I don't know that India has any Theodore Roosevelts waiting to support reform — we sure don't have any to spare over here — but the changes in our tenements began with publicity, and it may be that cultivating cartoonists is more practical at the moment than trying to find crusading politicians.
As for the "gig economy," it's just one more element of our stripping away those turn of the century reforms and a return to the robber barons that TR and the social reformers fought.
But, y'know, it's kinda hip to stick it to the Man. Not terribly profitable.
But gig capitalists are the new heroes.
So it's hip to be scab.
They may already be winners
I noted recently that Clay Jones had found himself a winner in a contest he only vaguely remembered entering, and that only in a sort of "yeah, sure, whatever" response to an email.
It makes me wonder how many of the artists in the International Trumpism Cartoon & Caricature Contest were similarly invited and didn't look into the sponsor, one of the main objections being, as discussed here before, the fact that Iran locks up cartoonists who offend the hard-liners, and I don't think this contest is part of the reformists' agenda.
That said, and with no intention of celebrating the contest itself, they did end up with a website full of rather good art from around the world, and, since they haven't taken Jones' work down, it may be that other artists have regretted entering — or allowing their work to be entered.
So it's sort of like a porn site, in that you really shouldn't visit, but, golly gee, it's hard not to take a little peek, purely in the interests of learning about some artists you hadn't seen before.
Who knows? Some of them may have entered on purpose.
I guess it would be okay to show a couple as long as I can find a way to link back to their actual sites.

This one was easy: Saeed Sadeghi has it on his Facebook page, too.

Mauricio Parra Herran doesn't seem to have updated his blog in awhile and there aren't any political cartoons on it, but, whatever his feelings about the Iranian contest, he entered this one in a contest in Portugal, after which he sat for an interview with a Colombian journal in which he cited some major credits, so I'll tag back to that.

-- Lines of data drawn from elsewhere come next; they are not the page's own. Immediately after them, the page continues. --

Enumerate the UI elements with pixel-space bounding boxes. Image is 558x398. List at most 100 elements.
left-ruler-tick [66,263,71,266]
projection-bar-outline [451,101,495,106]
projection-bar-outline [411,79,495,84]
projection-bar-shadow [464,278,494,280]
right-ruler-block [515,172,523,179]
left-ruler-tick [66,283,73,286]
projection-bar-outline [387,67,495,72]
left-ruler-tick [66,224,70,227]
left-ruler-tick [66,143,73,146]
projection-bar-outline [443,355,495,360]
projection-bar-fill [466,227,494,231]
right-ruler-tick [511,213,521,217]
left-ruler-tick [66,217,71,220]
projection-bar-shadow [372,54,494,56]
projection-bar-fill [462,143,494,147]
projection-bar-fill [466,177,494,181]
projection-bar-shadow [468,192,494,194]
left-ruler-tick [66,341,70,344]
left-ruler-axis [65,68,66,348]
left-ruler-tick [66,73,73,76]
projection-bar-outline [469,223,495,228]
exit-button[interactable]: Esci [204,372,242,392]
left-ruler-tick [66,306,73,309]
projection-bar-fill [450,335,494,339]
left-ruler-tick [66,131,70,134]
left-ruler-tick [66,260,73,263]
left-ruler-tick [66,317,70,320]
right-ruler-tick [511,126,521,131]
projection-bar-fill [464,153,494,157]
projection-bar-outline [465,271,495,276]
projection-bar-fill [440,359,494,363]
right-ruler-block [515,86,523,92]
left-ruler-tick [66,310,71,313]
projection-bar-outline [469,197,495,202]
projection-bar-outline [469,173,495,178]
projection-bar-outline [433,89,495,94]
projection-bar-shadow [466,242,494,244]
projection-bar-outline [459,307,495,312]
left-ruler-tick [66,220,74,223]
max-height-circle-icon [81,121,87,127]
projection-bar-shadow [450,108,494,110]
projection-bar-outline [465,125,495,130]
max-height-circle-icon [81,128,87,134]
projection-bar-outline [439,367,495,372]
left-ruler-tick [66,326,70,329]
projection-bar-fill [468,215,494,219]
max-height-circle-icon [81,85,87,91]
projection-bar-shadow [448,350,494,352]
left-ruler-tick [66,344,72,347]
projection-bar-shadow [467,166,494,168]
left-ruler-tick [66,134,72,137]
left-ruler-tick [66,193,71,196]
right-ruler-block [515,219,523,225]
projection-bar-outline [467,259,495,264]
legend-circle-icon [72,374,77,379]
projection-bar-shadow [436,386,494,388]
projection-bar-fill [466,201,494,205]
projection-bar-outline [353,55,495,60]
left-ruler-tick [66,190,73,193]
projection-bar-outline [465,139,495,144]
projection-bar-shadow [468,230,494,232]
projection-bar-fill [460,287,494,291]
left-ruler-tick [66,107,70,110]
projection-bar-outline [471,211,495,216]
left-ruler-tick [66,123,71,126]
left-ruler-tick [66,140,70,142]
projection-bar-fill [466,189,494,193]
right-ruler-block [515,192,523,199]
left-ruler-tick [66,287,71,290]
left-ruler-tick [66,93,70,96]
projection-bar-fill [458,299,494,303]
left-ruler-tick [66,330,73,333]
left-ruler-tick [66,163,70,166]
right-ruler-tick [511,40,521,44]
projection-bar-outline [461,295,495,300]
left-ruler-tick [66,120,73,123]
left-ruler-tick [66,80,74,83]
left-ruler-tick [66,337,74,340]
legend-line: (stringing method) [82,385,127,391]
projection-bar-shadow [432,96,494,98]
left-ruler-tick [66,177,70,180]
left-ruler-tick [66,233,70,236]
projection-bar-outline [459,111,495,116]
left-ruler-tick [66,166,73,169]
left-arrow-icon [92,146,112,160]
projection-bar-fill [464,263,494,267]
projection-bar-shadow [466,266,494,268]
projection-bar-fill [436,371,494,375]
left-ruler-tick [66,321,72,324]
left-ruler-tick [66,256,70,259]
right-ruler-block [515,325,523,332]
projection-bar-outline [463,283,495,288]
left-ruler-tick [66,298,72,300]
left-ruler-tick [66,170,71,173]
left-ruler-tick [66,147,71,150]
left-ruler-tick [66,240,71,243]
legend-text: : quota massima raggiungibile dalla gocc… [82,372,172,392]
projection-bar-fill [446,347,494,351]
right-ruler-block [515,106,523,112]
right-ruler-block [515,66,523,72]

However, I really can't justify posting any more from such a dubious site, and I don't have the time at the moment to track all these artists down to their own spots.
But, whatever their motivations and methods, these contest organizers assembled quite a collection. I may do a little more snooping and, if I can track them to more legitimate places, begin to check in with some of these artists.
The Book Nook
I haven't said much about the rebirth of Bloom County, in part because Breathed's on-again-off-again retirement from cartooning caused some chaos within the newspaper sector when I was working there, but largely because … well, because of everything Heidi MacDonald Johanna Draper Carlson says here.
When I coach my young writers, I tell them that it's okay to not like a book, as long as you aren't a wiseass about it and are fair in expressing why the book disappointed you.
Clearly,, Heidi Johanna already knew all that. This is what a bad review should look like.
Meanwhile, I have no information on what you'll find inside Barry Blitt's forthcoming book beyond what the publisher has to say about it.
But the publisher likes it, so that's good.
And it contains, they say, 25 years of Blitt's illustrations for the New Yorker, Vanity Fair "and more," and, if you're not familiar with his name, you've still seen plenty of his work.
He's certainly earned the kind of cred that makes pre-ordering this book a safe bet.